All bets should reasonably be off by the time David and Eden show a video promoting a death cult that shows someone dying on camera. However, the film takes an extremely long time to get to its obvious endpoint, continually playing with the notion that Will is just paranoid and acting off his lingering resentment of Eden. But Will is so clearly correct in his suspicions that this fails to come off. And with just teasing hints of a backstory and little reason to really care about any of these characters, the (spoiler alert? maybe, but not really) bloody slasher-film elements of the final act just come across as an empty exercise, meant to pump life into a slow-as-molasses, undernourished scenario. The Invitation is an initially promising film that is badly marred by a deeply flawed execution and ultimately uninteresting variations on over-familiar plot elements.
(June 26, 9:30pm)
KRISHA (Trey Edward Shults)
A double award winner at this year’s SXSW film festival (jury and audience awards), Krisha is a sensational debut feature crowned with an equally sensational performance by the actress who plays the titular role, named after herself. Krisha turns a family Thanksgiving dinner into the site of an emotional horror film, and the film itself is very much a family affair. Krisha Fairchild, who essays the central role, is the director’s aunt, she plays his mother in the film. Several of Shults’ other family members, including his mother (playing his aunt) and grandmother, play versions of themselves in the film. Although Fairchild happens to be a professional actress, most of the other actors in the film are not. The rapport and familial bonds between the filmmaker and his cast lend an authenticity that gives the film an intensely compelling atmosphere.

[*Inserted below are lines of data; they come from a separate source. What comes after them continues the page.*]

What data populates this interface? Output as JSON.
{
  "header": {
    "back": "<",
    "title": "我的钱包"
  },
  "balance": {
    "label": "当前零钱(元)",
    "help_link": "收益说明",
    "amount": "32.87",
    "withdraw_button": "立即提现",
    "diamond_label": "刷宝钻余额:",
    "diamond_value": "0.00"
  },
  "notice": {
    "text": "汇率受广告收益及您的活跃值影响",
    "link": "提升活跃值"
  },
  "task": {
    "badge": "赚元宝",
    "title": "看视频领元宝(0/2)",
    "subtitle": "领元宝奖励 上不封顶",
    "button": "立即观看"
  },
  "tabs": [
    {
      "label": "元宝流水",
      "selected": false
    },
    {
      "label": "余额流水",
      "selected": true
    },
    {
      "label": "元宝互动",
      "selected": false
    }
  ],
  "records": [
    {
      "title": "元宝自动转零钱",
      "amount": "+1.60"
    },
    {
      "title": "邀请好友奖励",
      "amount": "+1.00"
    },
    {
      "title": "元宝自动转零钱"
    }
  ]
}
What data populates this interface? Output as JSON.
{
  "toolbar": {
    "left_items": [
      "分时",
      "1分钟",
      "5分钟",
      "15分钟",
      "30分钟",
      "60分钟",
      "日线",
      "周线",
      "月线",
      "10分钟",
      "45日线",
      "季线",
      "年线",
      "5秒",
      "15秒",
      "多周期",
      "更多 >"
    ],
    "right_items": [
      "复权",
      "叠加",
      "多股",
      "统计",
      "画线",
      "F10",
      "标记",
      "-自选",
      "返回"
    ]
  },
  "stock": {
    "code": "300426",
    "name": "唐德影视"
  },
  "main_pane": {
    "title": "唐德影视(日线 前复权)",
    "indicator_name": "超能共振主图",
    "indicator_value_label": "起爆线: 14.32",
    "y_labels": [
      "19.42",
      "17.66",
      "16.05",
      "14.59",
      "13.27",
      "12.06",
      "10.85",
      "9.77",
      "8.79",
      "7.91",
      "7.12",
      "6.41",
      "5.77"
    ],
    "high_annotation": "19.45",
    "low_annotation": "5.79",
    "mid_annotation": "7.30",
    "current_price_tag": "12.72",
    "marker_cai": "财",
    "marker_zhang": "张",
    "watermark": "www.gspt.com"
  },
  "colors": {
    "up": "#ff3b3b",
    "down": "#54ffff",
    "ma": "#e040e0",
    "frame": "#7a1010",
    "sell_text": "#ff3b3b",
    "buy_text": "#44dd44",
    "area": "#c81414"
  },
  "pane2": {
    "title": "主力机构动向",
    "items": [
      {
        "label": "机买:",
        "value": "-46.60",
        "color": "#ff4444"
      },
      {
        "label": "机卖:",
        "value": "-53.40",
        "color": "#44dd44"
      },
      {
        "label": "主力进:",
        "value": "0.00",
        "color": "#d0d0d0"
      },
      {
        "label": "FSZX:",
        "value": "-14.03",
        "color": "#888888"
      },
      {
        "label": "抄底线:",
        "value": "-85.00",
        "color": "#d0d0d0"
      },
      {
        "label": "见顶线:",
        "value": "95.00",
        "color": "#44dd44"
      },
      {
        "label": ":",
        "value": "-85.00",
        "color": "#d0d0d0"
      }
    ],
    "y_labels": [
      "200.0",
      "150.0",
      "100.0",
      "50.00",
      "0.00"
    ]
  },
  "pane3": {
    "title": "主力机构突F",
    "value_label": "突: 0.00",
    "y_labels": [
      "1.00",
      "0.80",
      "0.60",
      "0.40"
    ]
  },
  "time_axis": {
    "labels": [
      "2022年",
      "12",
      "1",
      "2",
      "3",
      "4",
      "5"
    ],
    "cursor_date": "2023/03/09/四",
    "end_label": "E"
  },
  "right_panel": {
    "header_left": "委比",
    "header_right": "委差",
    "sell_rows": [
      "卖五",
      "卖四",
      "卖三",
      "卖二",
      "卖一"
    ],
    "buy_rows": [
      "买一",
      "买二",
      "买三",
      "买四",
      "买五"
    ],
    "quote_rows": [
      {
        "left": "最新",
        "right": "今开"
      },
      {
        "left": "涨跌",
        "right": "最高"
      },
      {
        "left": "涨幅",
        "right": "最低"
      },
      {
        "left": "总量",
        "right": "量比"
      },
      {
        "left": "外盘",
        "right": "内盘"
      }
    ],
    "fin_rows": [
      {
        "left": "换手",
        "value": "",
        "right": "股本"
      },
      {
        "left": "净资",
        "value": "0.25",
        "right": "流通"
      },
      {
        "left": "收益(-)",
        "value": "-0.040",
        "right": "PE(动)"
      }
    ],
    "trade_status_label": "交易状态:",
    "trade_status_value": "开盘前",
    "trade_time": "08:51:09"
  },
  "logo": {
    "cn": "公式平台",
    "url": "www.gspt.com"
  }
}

Krisha’s sinuous camerawork, often incorporating 360-degree views of the interiors, closely follows Krisha as it’s gradually revealed that she’s desperately trying to make amends with loved one’s she’s alienated by past behavior that’s mostly unspecified, but clearly has something to do with some sort of alcoholism or substance abuse. She most wants to reconnect with her son Trey (Shults), who decidedly wants nothing to do with her. This sets the stage for things going horribly, but inevitably wrong. The virtuosic filmmaking suggests the influence of Shults’ mentor and occasional employer Terrence Malick, while the naturalistic acting, incorporating improvisation, recalls John Cassavetes. But the power of Shults’ work is far from derivative, and marks a brilliant and original new voice.